In two Ofqual letters to EPA organisations seen by FE Week, 69 standards overseen by IfATE will transition “by November”, with a further 54 from January 2021 and the remaining standards by next summer.

Currently, Ofqual splits EQA duties with the IfATE and around 20 other employer bodies.

But under a new system confirmed last month, all quality assurance of apprenticeships without an intergraded degree will transfer to Ofqual and all EPA organisations will need to be “recognised” with them. The Office for Students is taking over EQA for integrated degree apprenticeships only.

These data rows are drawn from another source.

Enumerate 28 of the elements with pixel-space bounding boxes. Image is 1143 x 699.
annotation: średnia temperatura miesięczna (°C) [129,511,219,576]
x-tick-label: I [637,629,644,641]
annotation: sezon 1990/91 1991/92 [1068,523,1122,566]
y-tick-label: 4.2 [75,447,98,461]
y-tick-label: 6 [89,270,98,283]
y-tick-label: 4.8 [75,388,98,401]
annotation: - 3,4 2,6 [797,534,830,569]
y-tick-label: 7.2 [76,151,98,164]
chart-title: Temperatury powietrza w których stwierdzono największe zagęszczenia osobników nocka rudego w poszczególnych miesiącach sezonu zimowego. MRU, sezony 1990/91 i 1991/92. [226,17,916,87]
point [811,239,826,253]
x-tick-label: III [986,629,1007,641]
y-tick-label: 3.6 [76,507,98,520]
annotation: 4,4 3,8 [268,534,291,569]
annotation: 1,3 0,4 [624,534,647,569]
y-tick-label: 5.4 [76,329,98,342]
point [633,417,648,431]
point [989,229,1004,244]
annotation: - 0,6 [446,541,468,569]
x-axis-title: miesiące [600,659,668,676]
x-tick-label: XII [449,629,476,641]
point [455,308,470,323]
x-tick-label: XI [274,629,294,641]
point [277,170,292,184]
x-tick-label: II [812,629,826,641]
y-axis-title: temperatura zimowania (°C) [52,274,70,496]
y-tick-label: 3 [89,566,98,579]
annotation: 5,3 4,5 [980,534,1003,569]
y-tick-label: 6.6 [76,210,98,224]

The existing complex EQA system has come under heavy criticism for the variability in approaches. FE Week analysis last year found other EQA organisations were charging up to £179 per apprentice for the service, leading Bewick to liken the quality assurance market to “the Wild West”.

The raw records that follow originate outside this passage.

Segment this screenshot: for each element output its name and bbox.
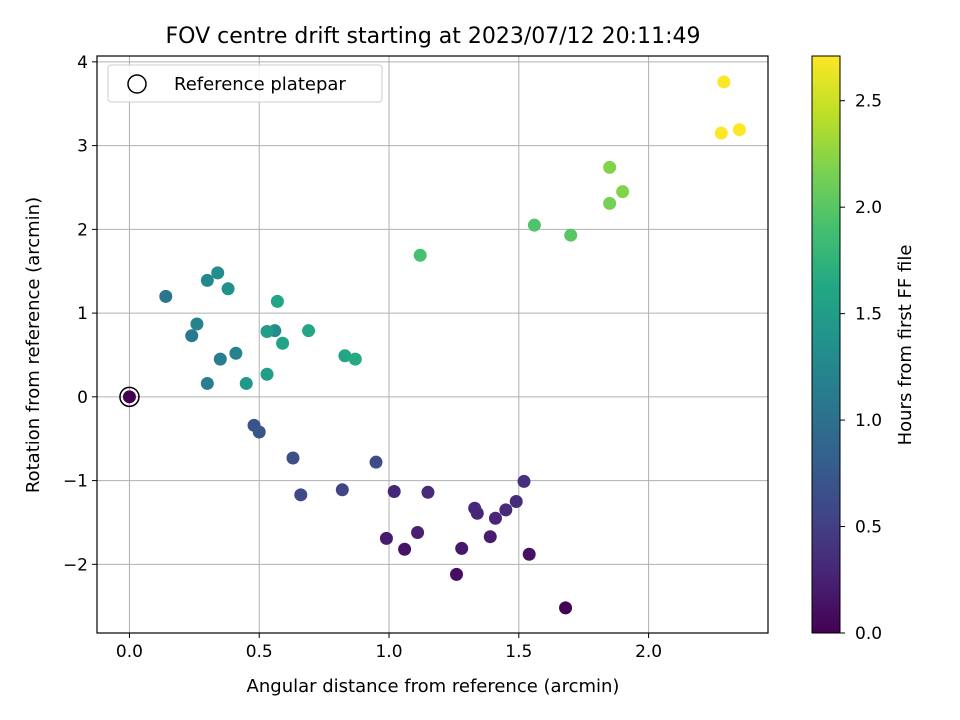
colorbar-tick-label: 2.0 xyxy=(855,198,882,218)
scatter-point xyxy=(603,160,617,174)
scatter-point xyxy=(714,126,728,140)
colorbar-label: Hours from first FF file xyxy=(895,245,916,446)
data-points xyxy=(119,75,746,615)
scatter-point xyxy=(564,228,578,242)
y-axis-ticks: −2 −1 0 1 2 3 4 xyxy=(63,53,97,575)
scatter-point xyxy=(239,376,253,390)
scatter-point xyxy=(200,273,214,287)
scatter-point xyxy=(302,324,316,338)
x-tick-label: 1.0 xyxy=(375,642,402,662)
scatter-point xyxy=(616,185,630,199)
scatter-point xyxy=(468,501,482,515)
y-tick-label: 2 xyxy=(77,220,88,240)
scatter-point xyxy=(229,346,243,360)
scatter-point xyxy=(398,542,412,556)
scatter-point xyxy=(421,485,435,499)
x-axis-label: Angular distance from reference (arcmin) xyxy=(247,676,620,697)
y-tick-label: 4 xyxy=(77,53,88,73)
scatter-point xyxy=(369,455,383,469)
y-tick-label: −2 xyxy=(63,555,88,575)
scatter-point xyxy=(159,289,173,303)
scatter-point xyxy=(213,352,227,366)
scatter-point xyxy=(527,218,541,232)
y-tick-label: −1 xyxy=(63,472,88,492)
scatter-point xyxy=(260,325,274,339)
scatter-point xyxy=(455,541,469,555)
reference-platepar-marker xyxy=(119,386,140,408)
scatter-point xyxy=(252,425,266,439)
scatter-point xyxy=(221,282,235,296)
legend: Reference platepar xyxy=(107,64,383,103)
x-tick-label: 2.0 xyxy=(635,642,662,662)
scatter-point xyxy=(276,336,290,350)
scatter-point xyxy=(717,75,731,89)
scatter-point xyxy=(387,484,401,498)
x-axis-ticks: 0.0 0.5 1.0 1.5 2.0 xyxy=(116,633,662,662)
chart-title: FOV centre drift starting at 2023/07/12 … xyxy=(166,24,701,49)
scatter-point xyxy=(488,511,502,525)
y-tick-label: 0 xyxy=(77,388,88,408)
scatter-point xyxy=(185,329,199,343)
x-tick-label: 1.5 xyxy=(505,642,532,662)
colorbar: 0.0 0.5 1.0 1.5 2.0 2.5 Hours from first FF f… xyxy=(811,55,916,644)
scatter-point xyxy=(559,601,573,615)
scatter-point xyxy=(338,349,352,363)
scatter-point xyxy=(379,531,393,545)
scatter-point xyxy=(190,317,204,331)
scatter-point xyxy=(509,495,523,509)
colorbar-tick-label: 0.5 xyxy=(855,518,882,538)
scatter-point xyxy=(260,367,274,381)
scatter-point xyxy=(211,266,225,280)
scatter-point xyxy=(522,547,536,561)
x-tick-label: 0.0 xyxy=(116,642,143,662)
grid-lines xyxy=(97,56,768,633)
scatter-point xyxy=(499,503,513,517)
legend-box xyxy=(107,64,383,103)
scatter-point xyxy=(286,451,300,465)
colorbar-ticks: 0.0 0.5 1.0 1.5 2.0 2.5 xyxy=(840,92,882,644)
scatter-point xyxy=(413,248,427,262)
colorbar-tick-label: 1.5 xyxy=(855,305,882,325)
scatter-point xyxy=(294,488,308,502)
scatter-point xyxy=(517,474,531,488)
y-tick-label: 1 xyxy=(77,304,88,324)
plot-area xyxy=(97,56,768,633)
legend-label-reference-platepar: Reference platepar xyxy=(174,74,346,95)
scatter-point xyxy=(483,530,497,544)
colorbar-tick-label: 2.5 xyxy=(855,92,882,112)
scatter-point xyxy=(732,123,746,137)
plot-frame xyxy=(96,55,769,634)
colorbar-tick-label: 1.0 xyxy=(855,411,882,431)
scatter-point xyxy=(270,294,284,308)
scatter-point xyxy=(348,352,362,366)
scatter-point xyxy=(122,390,136,404)
y-axis-label: Rotation from reference (arcmin) xyxy=(23,197,44,493)
legend-marker-hollow-circle xyxy=(127,74,147,94)
scatter-point xyxy=(450,567,464,581)
x-tick-label: 0.5 xyxy=(246,642,273,662)
scatter-point xyxy=(200,376,214,390)
y-tick-label: 3 xyxy=(77,137,88,157)
scatter-point xyxy=(335,483,349,497)
colorbar-tick-label: 0.0 xyxy=(855,624,882,644)
scatter-point xyxy=(411,526,425,540)
scatter-point xyxy=(603,196,617,210)
colorbar-gradient xyxy=(811,55,841,634)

A spokesperson for IfATE, which runs EQA through contractor Open Awards and charges £40 for the job per apprentice, has confirmed Ofqual “will not charge for external quality assurance, so as standards transition the existing charge will be turned off”.

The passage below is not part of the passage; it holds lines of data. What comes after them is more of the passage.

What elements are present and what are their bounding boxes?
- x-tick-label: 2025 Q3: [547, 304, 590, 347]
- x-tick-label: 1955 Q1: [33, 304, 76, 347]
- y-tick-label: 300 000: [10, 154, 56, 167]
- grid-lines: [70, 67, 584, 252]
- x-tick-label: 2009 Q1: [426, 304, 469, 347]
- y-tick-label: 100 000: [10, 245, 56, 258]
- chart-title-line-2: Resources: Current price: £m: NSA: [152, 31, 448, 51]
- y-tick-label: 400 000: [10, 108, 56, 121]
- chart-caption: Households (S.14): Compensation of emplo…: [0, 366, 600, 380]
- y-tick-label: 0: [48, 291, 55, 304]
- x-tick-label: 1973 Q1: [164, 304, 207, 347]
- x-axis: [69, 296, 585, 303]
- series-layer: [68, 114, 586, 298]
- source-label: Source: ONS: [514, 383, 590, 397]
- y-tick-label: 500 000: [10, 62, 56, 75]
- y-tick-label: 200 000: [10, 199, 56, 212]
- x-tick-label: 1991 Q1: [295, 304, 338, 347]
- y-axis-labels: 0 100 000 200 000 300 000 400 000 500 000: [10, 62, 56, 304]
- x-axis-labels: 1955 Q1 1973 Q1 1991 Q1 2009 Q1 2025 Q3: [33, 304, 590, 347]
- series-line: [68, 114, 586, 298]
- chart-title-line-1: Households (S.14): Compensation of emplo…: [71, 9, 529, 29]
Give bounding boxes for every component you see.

They added that the charge will cease for each apprenticeship standard on the day that they are transferred over to Ofqual.

The institute’s own delivery of EQA, originally conceived as a back-stop in the event of failure to secure a different organisation, is currently in use across around half of the nearly 600 standards.

The Institute must get better at communicating with the sector about how the EQA transition will be handled

The full transitioning of standards to Ofqual is planned to take two years, and those EPAOs starting with Ofqual from November have been given until the end of this month to apply to carry on doing EPA for their existing standards.

An awarding organisation being recognised by Ofqual means their qualifications can be considered for public funding to be taught in schools, colleges and other FE providers, and its certificates can carry the Ofqual logo.

Bewick, the boss of the Federation of Awarding Bodies which has many members as EPAOs, said: “I welcome the clarification about Ofqual not charging from as soon as October for the standards now in the process of migrating to them.

“However, the Institute must get better at communicating with the sector about how the EQA transition will be handled, so that we avoid any further unnecessary complexity and confusion.”

This, he added, should include the Treasury, which issues the charge, agreeing to end it all together by the end of March 2021.

Standards which are not assured by IfATE will be transferred over in the second transition year.

Ofqual has said it is “starting to engage with EPAOs who want to apply for Ofqual recognition” but, faced with a wave of applications, the watchdog has put up an advertisement for an “immediately available” financial and markets analyst to scrutinise the “financial suitability” of EPAOs.

The job, which will run on a fixed-term contract until March with a salary of up to £44,660 per year, involves analysing financial records and business proposals to “reach judgements about the overall financial suitability of applications”.

Candidates should be an “experienced analyst with a strong financial or accounting background who can review company business plans and finances from day one”.

Organisations applying to be recognised by Ofqual have to be able to prove they have “adequate financial reserves which will support the organisation through the lifecycle of a qualification” as well as accounting and financial monitoring systems either in place, or in development if it is a new awarding organisation.